Fri, Dec 18 2009 11:11 CET 1934 Views
Bulgaria's Interior Ministry: 'ready to compromise' on eavesdropping amendments

Photo: DreCube

The Interior Ministry was ready to accept what were called "far-reaching compromises" on its proposed amendments to the Electronic Communications Act, Bulgarian daily Dnevnik said on December 18 2009.

At a hearing of the parliamentary judiciary committee, Deputy Interior Minister Veselin Vuchkov said the ministry was willing to accept much of the criticism the proposed amendments have drawn and the change the proposal accordingly, but only after first reading in Parliament.

The main stumbling block has been the provision for direct access to communication databases, which Vuchkov said the ministry was not willing to drop.

He said that instead, he would seek to increase mechanisms of control and safeguards to prevent abuse of the database access.

The ministry would be willing to drop the lowering of the bar for crimes for which electronic communication data could be used to two years, Dnevnik said. Instead, it would want to add a list of specific crimes, such as kidnapping, to the current requirement of serious crime, or a minimum of five years imprisonment.

On two other points of criticism; a missing timeframe by which data that had been accessed should be destroyed and a mechanism to provide information about access to communication data to those whose data had been access, the ministry was willing to make necessary changes.

Veselin Metodiev, MP for the Blue Coalition, said he would support the proposed amendments if sufficient guarantees against abuse would be in place.

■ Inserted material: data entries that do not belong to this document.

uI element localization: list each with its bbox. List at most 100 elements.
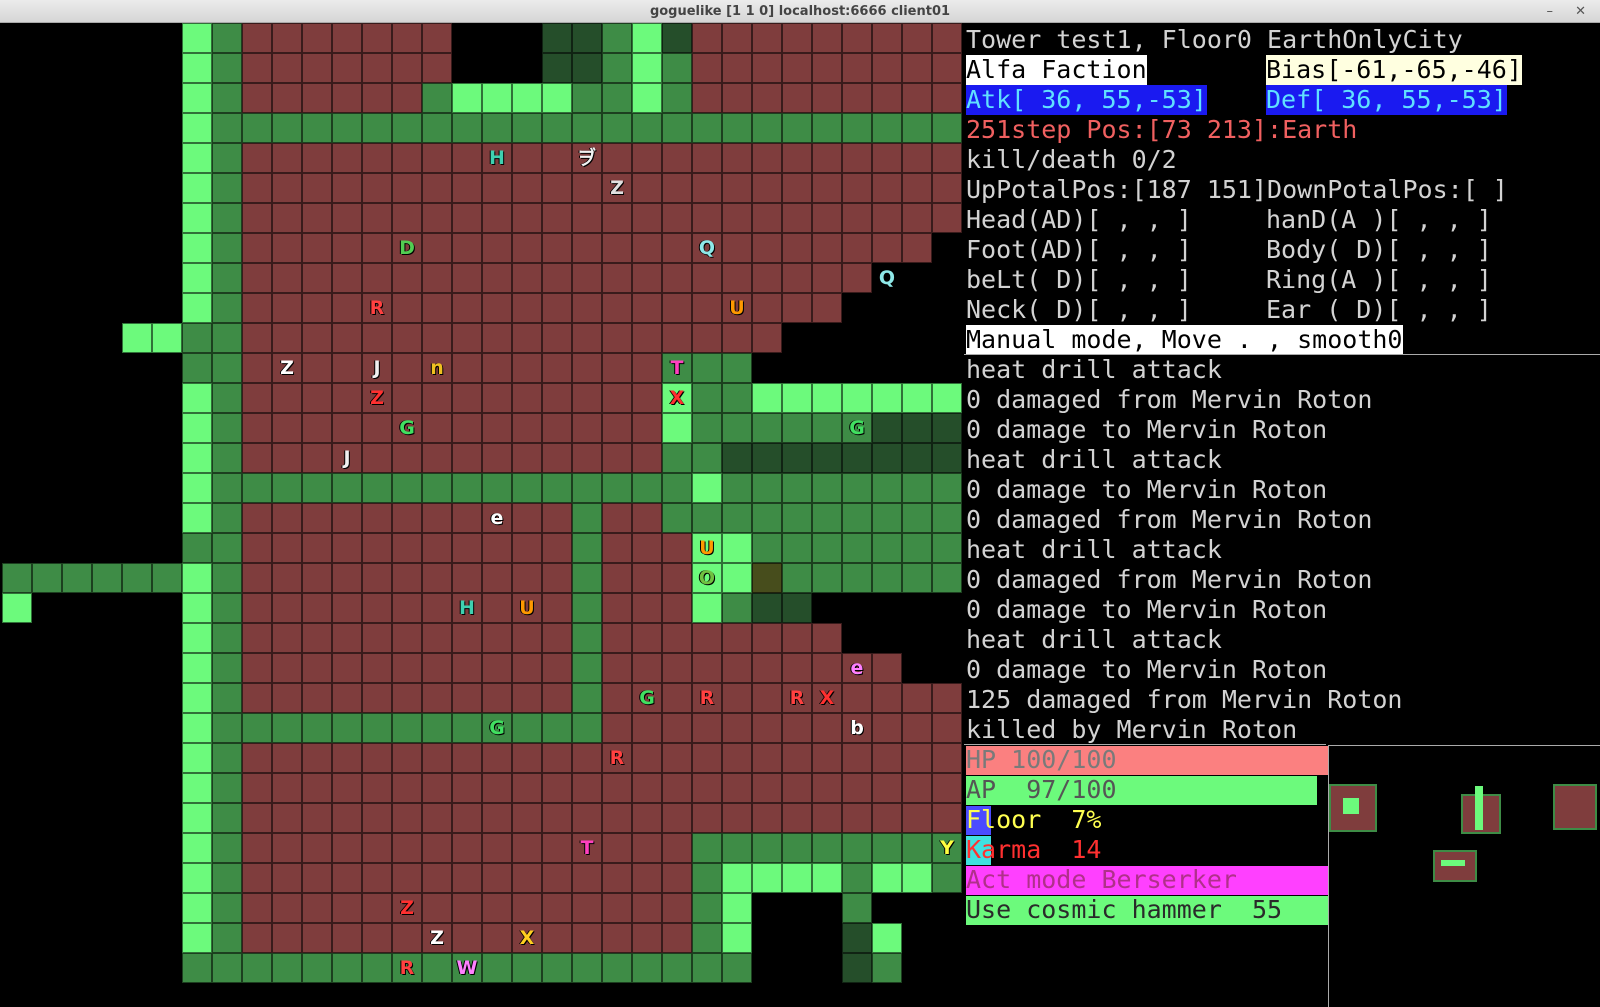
map-tile: [572, 23, 602, 53]
map-tile: [212, 83, 242, 113]
map-tile: [872, 473, 902, 503]
map-tile: [242, 773, 272, 803]
close-icon[interactable]: ✕: [1575, 4, 1586, 19]
map-monster[interactable]: T: [662, 353, 692, 383]
map-monster[interactable]: Q: [692, 233, 722, 263]
map-tile: [812, 113, 842, 143]
map-monster[interactable]: G: [482, 713, 512, 743]
map-monster[interactable]: Y: [932, 833, 962, 863]
map-monster[interactable]: U: [722, 293, 752, 323]
minimize-icon[interactable]: –: [1546, 4, 1553, 19]
map-tile: [542, 683, 572, 713]
map-monster[interactable]: b: [842, 713, 872, 743]
map-tile: [692, 893, 722, 923]
map-tile: [212, 653, 242, 683]
map-monster[interactable]: J: [362, 353, 392, 383]
map-monster[interactable]: U: [512, 593, 542, 623]
map-tile: [512, 173, 542, 203]
map-monster[interactable]: J: [332, 443, 362, 473]
map-tile: [842, 203, 872, 233]
map-tile: [902, 773, 932, 803]
map-monster[interactable]: W: [452, 953, 482, 983]
map-monster[interactable]: X: [812, 683, 842, 713]
map-tile: [842, 563, 872, 593]
window-controls: – ✕: [1528, 0, 1586, 23]
map-tile: [332, 293, 362, 323]
map-tile: [812, 443, 842, 473]
map-monster[interactable]: Z: [392, 893, 422, 923]
map-monster[interactable]: O: [692, 563, 722, 593]
map-monster[interactable]: n: [422, 353, 452, 383]
map-monster[interactable]: R: [692, 683, 722, 713]
map-monster[interactable]: Z: [422, 923, 452, 953]
map-view[interactable]: HヺZDQQRUZJnTZXGGJeUHUOeGRRXGbRTYZZXRW: [2, 23, 964, 1007]
log-line: killed by Mervin Roton: [966, 715, 1298, 744]
map-tile: [632, 893, 662, 923]
map-tile: [692, 443, 722, 473]
map-tile: [422, 173, 452, 203]
map-tile: [602, 623, 632, 653]
map-tile: [782, 23, 812, 53]
map-monster[interactable]: e: [842, 653, 872, 683]
map-tile: [692, 863, 722, 893]
map-monster[interactable]: Z: [362, 383, 392, 413]
map-tile: [392, 293, 422, 323]
map-monster[interactable]: T: [572, 833, 602, 863]
map-tile: [242, 353, 272, 383]
map-monster[interactable]: G: [842, 413, 872, 443]
map-tile: [512, 863, 542, 893]
map-tile: [332, 833, 362, 863]
map-tile: [242, 233, 272, 263]
map-tile: [512, 293, 542, 323]
map-monster[interactable]: Z: [602, 173, 632, 203]
map-monster[interactable]: ヺ: [572, 143, 602, 173]
map-tile: [242, 923, 272, 953]
map-tile: [332, 863, 362, 893]
map-tile: [452, 833, 482, 863]
map-monster[interactable]: R: [362, 293, 392, 323]
window-titlebar[interactable]: goguelike [1 1 0] localhost:6666 client0…: [0, 0, 1600, 23]
tower-floor-line: Tower test1, Floor0 EarthOnlyCity: [966, 25, 1463, 54]
map-tile: [722, 803, 752, 833]
map-monster[interactable]: D: [392, 233, 422, 263]
map-tile: [482, 113, 512, 143]
map-tile: [362, 113, 392, 143]
map-monster[interactable]: G: [632, 683, 662, 713]
minimap-room: [1475, 786, 1483, 830]
map-tile: [572, 683, 602, 713]
map-monster[interactable]: R: [602, 743, 632, 773]
map-tile: [872, 953, 902, 983]
map-tile: [482, 863, 512, 893]
map-tile: [932, 713, 962, 743]
map-tile: [512, 143, 542, 173]
map-tile: [812, 833, 842, 863]
map-monster[interactable]: X: [662, 383, 692, 413]
map-monster[interactable]: Z: [272, 353, 302, 383]
map-monster[interactable]: G: [392, 413, 422, 443]
map-monster[interactable]: Q: [872, 263, 902, 293]
map-monster[interactable]: R: [392, 953, 422, 983]
map-tile: [662, 263, 692, 293]
map-tile: [872, 563, 902, 593]
map-monster[interactable]: H: [452, 593, 482, 623]
map-tile: [632, 413, 662, 443]
map-tile: [932, 533, 962, 563]
map-monster[interactable]: U: [692, 533, 722, 563]
map-tile: [452, 83, 482, 113]
map-monster[interactable]: R: [782, 683, 812, 713]
map-tile: [632, 743, 662, 773]
map-monster[interactable]: e: [482, 503, 512, 533]
map-tile: [422, 713, 452, 743]
map-tile: [182, 743, 212, 773]
act-mode-label: Act mode Berserker: [966, 865, 1237, 894]
map-tile: [902, 173, 932, 203]
map-tile: [602, 263, 632, 293]
minimap[interactable]: [1328, 745, 1600, 1007]
map-tile: [392, 263, 422, 293]
map-tile: [542, 533, 572, 563]
map-tile: [392, 803, 422, 833]
map-monster[interactable]: H: [482, 143, 512, 173]
map-monster[interactable]: X: [512, 923, 542, 953]
map-tile: [902, 803, 932, 833]
map-tile: [542, 743, 572, 773]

At each use of the access appropriate documents could be signed so liability would be clearly established, Metodiev said.

Alexander Kashumov of the Access to Information Programme welcomed the concessions of Interior Ministry, but said he continued to oppose direct access to data.

Earlier in the week, it became clear the current proposal could count on the support only of Prime Minister Boiko Borissov's ruling party GERB and ultra-nationalists Ataka, after the Blue Coalition, Bulgarian Socialist Party and Yane Yanev's Order, Law and Justice party announced their opposition to the proposals.